Biography

William Briggs, M.D., born at Norwich, County of Norfolk, England, was an English physician and oculist. Following schooling at Norwich School he was entered at Corpus Christi College, Cambridge, at age thirteen, under Thomas Tenison. He became a fellow of his college in 1668, and graduated M.A. in 1670. After some years spent in tuition and in studying medicine, he went to France and attended the lectures of Raymond Vieussens at Montpellier. To him Briggs dedicated his *Ophthalmographia*, an anatomical description of the eye, published at Cambridge in 1676, on his return from France.

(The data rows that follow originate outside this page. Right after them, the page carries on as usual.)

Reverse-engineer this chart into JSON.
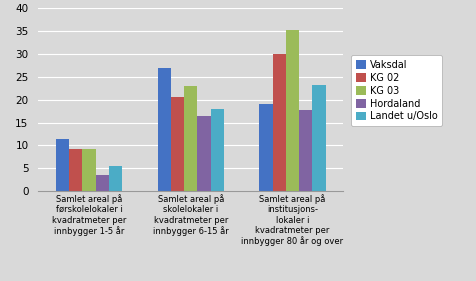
{
  "categories": [
    "Samlet areal på\nførskolelokaler i\nkvadratmeter per\ninnbygger 1-5 år",
    "Samlet areal på\nskolelokaler i\nkvadratmeter per\ninnbygger 6-15 år",
    "Samlet areal på\ninstitusjons-\nlokaler i\nkvadratmeter per\ninnbygger 80 år og over"
  ],
  "series": {
    "Vaksdal": [
      11.5,
      27.0,
      19.0
    ],
    "KG 02": [
      9.2,
      20.5,
      30.0
    ],
    "KG 03": [
      9.3,
      23.0,
      35.3
    ],
    "Hordaland": [
      3.5,
      16.5,
      17.7
    ],
    "Landet u/Oslo": [
      5.6,
      18.0,
      23.3
    ]
  },
  "colors": {
    "Vaksdal": "#4472C4",
    "KG 02": "#C0504D",
    "KG 03": "#9BBB59",
    "Hordaland": "#8064A2",
    "Landet u/Oslo": "#4BACC6"
  },
  "ylim": [
    0,
    40
  ],
  "yticks": [
    0,
    5,
    10,
    15,
    20,
    25,
    30,
    35,
    40
  ],
  "background_color": "#D9D9D9",
  "plot_background": "#D9D9D9",
  "grid_color": "#FFFFFF"
}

He proceeded M.D. at Cambridge in 1677, and was elected a fellow of the London College of Physicians in 1682. In the latter year the first part of his *Theory of Vision* was published by Robert Hooke; the second part was published in the *Philosophical Transactions* in 1683. The *Theory of Vision* was translated into Latin, and published in 1685 by desire of Sir Isaac Newton, who wrote a commendatory preface to it, acknowledging the benefit he had derived from Briggs's anatomical skill and knowledge. One point in Briggs's account of the eye is noteworthy, that being his recognition of the retina as an expansion in which the fibres of the optic nerve are spread out. Briggs practised with great success in London, especially in diseases of the eye; was physician to St. Thomas's Hospital 1682–9, physician in ordinary to William III of England from 1696, and censor of the College of Physicians in 1685, 1686, 1692.